Taliban attacks on the Afghan government have increased sharply since the signing in February 2020 of the agreement between the United States and the insurgents that led to the withdrawal of foreign forces from the country, according to an official American report released on Thursday.
The “attacks initiated by the enemy”, attributed mainly to the Taliban, rose from 9,651 at the end of 2019 to 13,242 at the end of 2020 (+ 37%), indicates the Office of the Special Inspector General for the Reconstruction of Afghanistan (Sigar, which depends on Congress), drawing on data from the NATO mission in Afghanistan.
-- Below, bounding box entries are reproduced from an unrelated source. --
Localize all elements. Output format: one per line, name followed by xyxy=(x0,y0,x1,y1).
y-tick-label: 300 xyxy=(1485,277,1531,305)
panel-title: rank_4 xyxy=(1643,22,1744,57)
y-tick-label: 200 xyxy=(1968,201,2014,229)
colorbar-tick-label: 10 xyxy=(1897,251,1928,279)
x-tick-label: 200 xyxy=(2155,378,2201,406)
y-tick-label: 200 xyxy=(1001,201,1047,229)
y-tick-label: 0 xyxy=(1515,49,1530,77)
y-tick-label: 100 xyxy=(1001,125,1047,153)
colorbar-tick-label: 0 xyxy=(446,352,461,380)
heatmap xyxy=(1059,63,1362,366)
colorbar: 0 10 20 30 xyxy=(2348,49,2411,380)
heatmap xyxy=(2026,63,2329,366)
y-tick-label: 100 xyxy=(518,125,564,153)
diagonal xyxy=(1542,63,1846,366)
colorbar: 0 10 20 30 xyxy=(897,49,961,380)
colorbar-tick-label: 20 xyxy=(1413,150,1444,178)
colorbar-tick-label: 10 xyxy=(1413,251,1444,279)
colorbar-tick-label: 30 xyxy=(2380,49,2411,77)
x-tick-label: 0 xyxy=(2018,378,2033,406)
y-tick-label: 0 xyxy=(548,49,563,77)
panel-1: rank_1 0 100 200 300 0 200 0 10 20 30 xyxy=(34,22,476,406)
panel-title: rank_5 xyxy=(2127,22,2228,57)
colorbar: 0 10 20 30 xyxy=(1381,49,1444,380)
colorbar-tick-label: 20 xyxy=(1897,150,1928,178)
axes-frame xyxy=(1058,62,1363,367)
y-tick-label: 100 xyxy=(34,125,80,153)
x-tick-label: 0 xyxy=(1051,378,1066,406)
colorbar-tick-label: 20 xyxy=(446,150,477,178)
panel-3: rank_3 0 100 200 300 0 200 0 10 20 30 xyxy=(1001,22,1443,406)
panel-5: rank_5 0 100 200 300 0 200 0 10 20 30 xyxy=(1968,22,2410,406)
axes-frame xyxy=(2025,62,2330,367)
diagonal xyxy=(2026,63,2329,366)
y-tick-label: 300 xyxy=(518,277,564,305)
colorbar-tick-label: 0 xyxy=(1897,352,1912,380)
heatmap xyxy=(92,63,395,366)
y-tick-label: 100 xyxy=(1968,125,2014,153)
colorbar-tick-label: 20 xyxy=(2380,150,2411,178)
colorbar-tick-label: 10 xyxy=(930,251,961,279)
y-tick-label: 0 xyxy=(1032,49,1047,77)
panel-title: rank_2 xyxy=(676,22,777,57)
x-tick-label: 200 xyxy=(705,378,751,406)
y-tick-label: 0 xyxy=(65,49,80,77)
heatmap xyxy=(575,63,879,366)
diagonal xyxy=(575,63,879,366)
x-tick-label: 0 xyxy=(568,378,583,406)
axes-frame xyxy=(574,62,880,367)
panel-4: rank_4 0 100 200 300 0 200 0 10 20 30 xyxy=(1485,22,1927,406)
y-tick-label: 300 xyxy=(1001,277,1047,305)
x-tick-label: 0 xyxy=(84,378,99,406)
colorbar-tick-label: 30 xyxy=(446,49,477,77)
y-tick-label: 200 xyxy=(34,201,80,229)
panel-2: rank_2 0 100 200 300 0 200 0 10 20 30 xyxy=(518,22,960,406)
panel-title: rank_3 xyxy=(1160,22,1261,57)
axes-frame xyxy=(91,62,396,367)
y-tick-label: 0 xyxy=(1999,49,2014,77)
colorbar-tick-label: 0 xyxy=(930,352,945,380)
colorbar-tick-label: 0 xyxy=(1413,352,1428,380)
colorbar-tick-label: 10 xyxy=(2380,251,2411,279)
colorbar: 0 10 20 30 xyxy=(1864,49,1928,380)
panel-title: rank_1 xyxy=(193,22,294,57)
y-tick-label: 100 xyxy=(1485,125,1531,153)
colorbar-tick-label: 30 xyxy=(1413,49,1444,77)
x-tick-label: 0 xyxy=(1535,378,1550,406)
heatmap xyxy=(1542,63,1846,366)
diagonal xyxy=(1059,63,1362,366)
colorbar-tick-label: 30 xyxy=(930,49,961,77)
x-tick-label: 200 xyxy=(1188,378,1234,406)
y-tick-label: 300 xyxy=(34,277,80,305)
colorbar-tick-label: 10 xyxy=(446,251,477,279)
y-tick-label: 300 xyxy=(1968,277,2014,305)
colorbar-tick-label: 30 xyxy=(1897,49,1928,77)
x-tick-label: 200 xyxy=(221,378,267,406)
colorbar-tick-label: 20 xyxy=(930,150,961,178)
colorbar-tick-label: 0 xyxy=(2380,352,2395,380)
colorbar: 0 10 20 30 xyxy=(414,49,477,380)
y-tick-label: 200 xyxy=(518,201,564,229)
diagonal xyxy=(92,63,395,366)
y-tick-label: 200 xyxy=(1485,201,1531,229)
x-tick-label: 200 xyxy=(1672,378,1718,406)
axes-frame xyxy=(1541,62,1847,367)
This is the first time since December 2019 that the latter has published detailed figures of these attacks.
Over 700 civilians killed
Between March 1 and May 31, the date of the latest data collected by the NATO mission in Afghanistan, Resolute Support, before the withdrawal of most of the coalition forces, 10,383 attacks were recorded, of which 3,268 were been fatal, according to the Sigar’s office.
At the request of the government in Kabul, the Inspector General does not publish the number of casualties of the Afghan army, whose strength amounts to some 300,000 men and women. According to the NATO mission, violence against civilians reached new records in April and May, with 705 civilians killed and 1,330 injured. This is almost as much as the previous three months combined.
Trend “unfavorable to the Afghan government”
Resolute Support attributes 93% of civilian casualties in recent months to anti-government forces (40% to the Taliban, 38% to unidentified insurgents, 14% to the Islamic State group and less than 1% to the Haqqani network close to the Taliban), this report said. .
The report notes that the Taliban have taken control of a large number of districts in the rural areas, although they do not control the big cities. “The overall trend is clearly against the Afghan government, which could face an existential crisis if it does not reverse it,” Inspector General John Sopko noted in the report.
Towards a return to power?
“What is most disturbing is the speed and ease with which the Taliban have apparently taken control of districts in the north of the country, a former stronghold of opposition to the Taliban,” he added.
The recent lightning advance of the Taliban raises fears that they will seize power again, 20 years after being ousted from it at the end of 2001 by an international coalition led by the United States, after their refusal to hand over the leader of Al -Qaïda Osama bin Laden in the wake of the September 11 attacks.
Sunday in Kabul, the head of US operations in Afghanistan, General Kenneth McKenzie, warned that the United States will continue its air strikes against the Taliban, if they continue their offensive.